When a lawsuit is commenced on behalf of a spouse, the Court will look at whether or not the Will adequately provides for the spouse
Under WESA, a married spouse or common-law spouse has an excellent opportunity to dispute a Will if the testator has taken steps to try to disinherit his/her spouse or limit the scope of the inheritance.
When a lawsuit is commenced on behalf of a spouse, the Court will look at whether or not the Will adequately provides for the spouse. It is unnecessary for the spouse to show financial need but rather, the Court will look at the legal and moral obligation of the testator to provide for the spouse.
In the notable legal case of Tataryn v. Tataryn Estate (1994) 46 BCAC 255, the Supreme Court of Canada identified two competing interests:
- The statutory objective of ensuring that adequate, just and equitable provisions are made for the spouse in the Will; and
- The deceased’s testamentary freedom.
The testator’s testamentary freedom is definitely subordinate to the moral and legal obligations of the testator to the spouse for the simple reason that the spouse must be adequately, justly and equitably provided for in the Will. The Court applies an objective test meaning the Court considers what others in society would do based on societal, legal and moral norms.
There would be few situations where a spouse would be unable to challenge a Will where the spouse did not receive at least half of the estate under the Will. One exception would be where the spouse received a significant amount of the assets outside of the Will such as through right of survivorship on bank accounts/RRSPs/life insurance plans, through the operation of joint tenancy on real estate and/or through pre-death gifts from the testator.

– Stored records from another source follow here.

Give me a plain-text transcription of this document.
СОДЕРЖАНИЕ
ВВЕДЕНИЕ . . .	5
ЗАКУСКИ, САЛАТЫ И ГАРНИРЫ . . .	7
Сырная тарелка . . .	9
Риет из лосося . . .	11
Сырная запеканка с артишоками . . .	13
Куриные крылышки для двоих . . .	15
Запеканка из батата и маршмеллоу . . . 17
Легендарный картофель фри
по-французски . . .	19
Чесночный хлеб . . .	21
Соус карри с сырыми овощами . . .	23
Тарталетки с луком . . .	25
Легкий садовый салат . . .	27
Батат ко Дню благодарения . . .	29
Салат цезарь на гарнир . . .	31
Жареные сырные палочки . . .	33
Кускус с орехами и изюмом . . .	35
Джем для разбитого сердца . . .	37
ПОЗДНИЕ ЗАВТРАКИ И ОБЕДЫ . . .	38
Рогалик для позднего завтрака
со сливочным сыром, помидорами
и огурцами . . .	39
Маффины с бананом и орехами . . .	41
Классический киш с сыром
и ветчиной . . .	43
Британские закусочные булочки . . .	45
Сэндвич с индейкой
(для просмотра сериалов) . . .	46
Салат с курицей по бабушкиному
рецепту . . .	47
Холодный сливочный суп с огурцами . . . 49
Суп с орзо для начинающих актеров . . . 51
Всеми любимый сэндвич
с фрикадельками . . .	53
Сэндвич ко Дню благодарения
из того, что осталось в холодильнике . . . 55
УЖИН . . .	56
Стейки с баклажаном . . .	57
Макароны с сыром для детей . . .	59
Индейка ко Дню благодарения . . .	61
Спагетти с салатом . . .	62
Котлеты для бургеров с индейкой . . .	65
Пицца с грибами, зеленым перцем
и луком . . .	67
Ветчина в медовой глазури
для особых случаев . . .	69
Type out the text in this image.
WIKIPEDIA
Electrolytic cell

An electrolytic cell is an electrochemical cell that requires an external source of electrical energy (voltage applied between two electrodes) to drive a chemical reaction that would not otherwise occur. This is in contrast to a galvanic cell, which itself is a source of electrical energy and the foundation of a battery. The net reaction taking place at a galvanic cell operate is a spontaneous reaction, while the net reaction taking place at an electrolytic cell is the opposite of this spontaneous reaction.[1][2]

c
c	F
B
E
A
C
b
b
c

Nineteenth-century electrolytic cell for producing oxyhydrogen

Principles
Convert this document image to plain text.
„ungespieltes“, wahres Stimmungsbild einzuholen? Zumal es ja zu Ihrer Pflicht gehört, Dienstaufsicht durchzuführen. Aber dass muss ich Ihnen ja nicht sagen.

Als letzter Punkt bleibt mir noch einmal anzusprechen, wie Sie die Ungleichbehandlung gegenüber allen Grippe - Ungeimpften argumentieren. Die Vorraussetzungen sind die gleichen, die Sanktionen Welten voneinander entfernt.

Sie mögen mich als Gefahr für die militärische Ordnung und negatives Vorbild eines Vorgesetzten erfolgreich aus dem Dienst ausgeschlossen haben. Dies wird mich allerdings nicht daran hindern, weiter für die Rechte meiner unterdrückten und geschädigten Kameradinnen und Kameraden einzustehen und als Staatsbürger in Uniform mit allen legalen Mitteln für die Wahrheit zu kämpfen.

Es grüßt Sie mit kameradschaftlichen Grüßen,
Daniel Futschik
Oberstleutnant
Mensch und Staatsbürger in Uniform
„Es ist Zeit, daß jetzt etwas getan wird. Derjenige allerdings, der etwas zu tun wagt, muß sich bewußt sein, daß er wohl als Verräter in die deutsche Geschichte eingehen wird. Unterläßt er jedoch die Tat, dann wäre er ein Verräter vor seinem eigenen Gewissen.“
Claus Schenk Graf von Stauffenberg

As a general yardstick, where there are competing interests such as children vs. the spouse, the Court will award a minimum of 50% of the estate passing in and out of probate plus an allowance for the equivalent expected “spousal support”. This is the minimum legal obligation owing by the testator to his spouse as the Court performs a legal assessment as if the testator and the spouse had separated at the time of death and were going through divorce proceedings. Then, the Court will consider the moral obligation owing to the spouse which may increase the award beyond the legal obligation.
In summary, it is very difficult for the testator to disinherit and under-inherit his/her spouse. The spouse, due to legal and moral obligations of the testator, will be preferred over children of the testator.